Day 2 :
Medical Director and Founder of Toyos Clinic, USA
Keynote: Osmolarity in Dry Eye Disease
Rolando Toyos is the Medical Director and Founder of Toyos Clinic. He received his Bachelor’s degree and Master’s degree from the University of California, Berkeley and Stanford University, respectively. He completed his Medical degree from the University of Illinois. He is Board Certified in Ophthalmology and specialized in Cataract Surgery, LASIK, Glaucoma, and Dry Eye. He is one of the most experienced surgeons in the country, completing over 35,000 cataract surgeries, 20,000 glaucoma laser treatments and 25,000 LASIK surgeries. He was the first surgeon to combine Laser Cataract Surgery with AquaLase creating a new Laser for Cataract Surgery L4C procedure. He holds various patents including one for a light based technology used for the treatment of dry eye. He is the
inventor of the procedure Intense Pulse Light (IPL) for dry eye disease.
Purpose: In this prospective study, we show the influence of intense pulsed light therapy (IPL) on tear osmolarity, an increasingly
important metric of dry eye disease. Previous studies have measured the effectiveness IPL has had on other metrics including tear break up time (TBUT), lipid layer grade (LLG), tear evaporation rate (TER), tear meniscus height (TMH), and subjective responses from patients.

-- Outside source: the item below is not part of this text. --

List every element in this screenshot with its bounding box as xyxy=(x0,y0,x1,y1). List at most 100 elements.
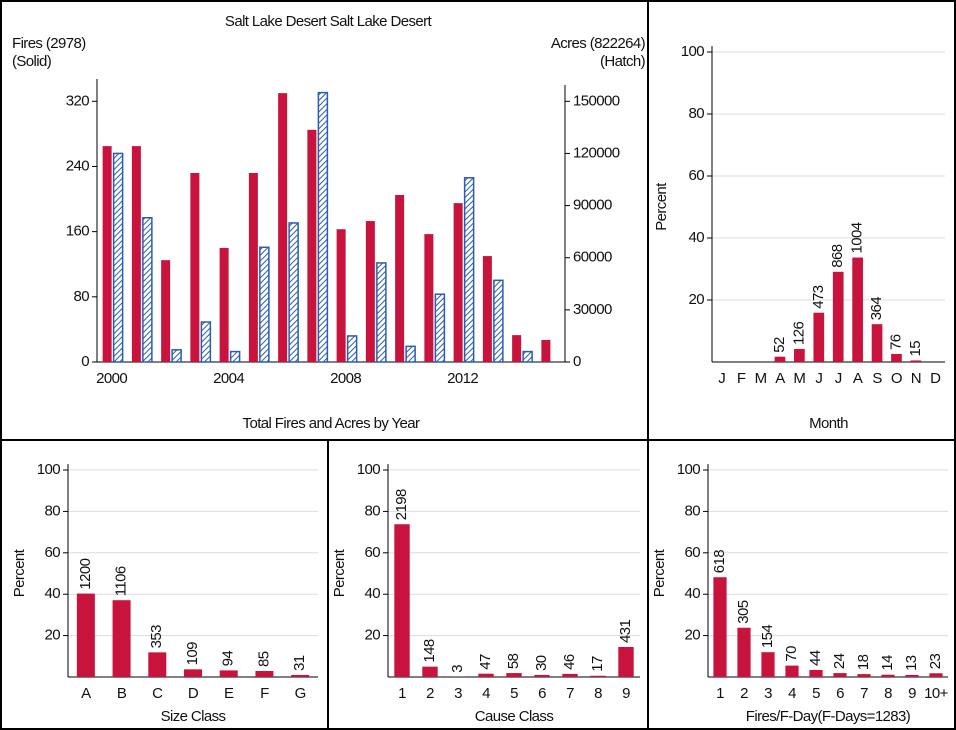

Methods: Single center prospective study included 30 patients and 60 eyes. Patient’s ages ranged from 18 to 90 years old with
75% of participants being female. All patients had dry eye disease with a TBUT of 10 seconds or less. Tear osmolarity was
measured bilaterally before a single IPL treatment followed by one drop of topical NSAID. Bilateral tear osmolarity was then measured again one month later.
Results: Average tear osmolarity pre-treatment OD was 303 mOsm/L and OS was 302 mOsm/L. Average tear osmolarity posttreatment was OD 295 mOsm/L and OS 295 mOsm/L. Paired t-test was performed showing the change in tear osmolarity to
be statistically significant in each eye, OD p=0.002 and OS p=0.001.
Conclusions: A statistically significant decrease in tear osmolarity from abnormal to normal range demonstrates an improvement in tear film quality after one treatment with IPL, thus suggesting IPL's effectiveness in treating dry eye disease.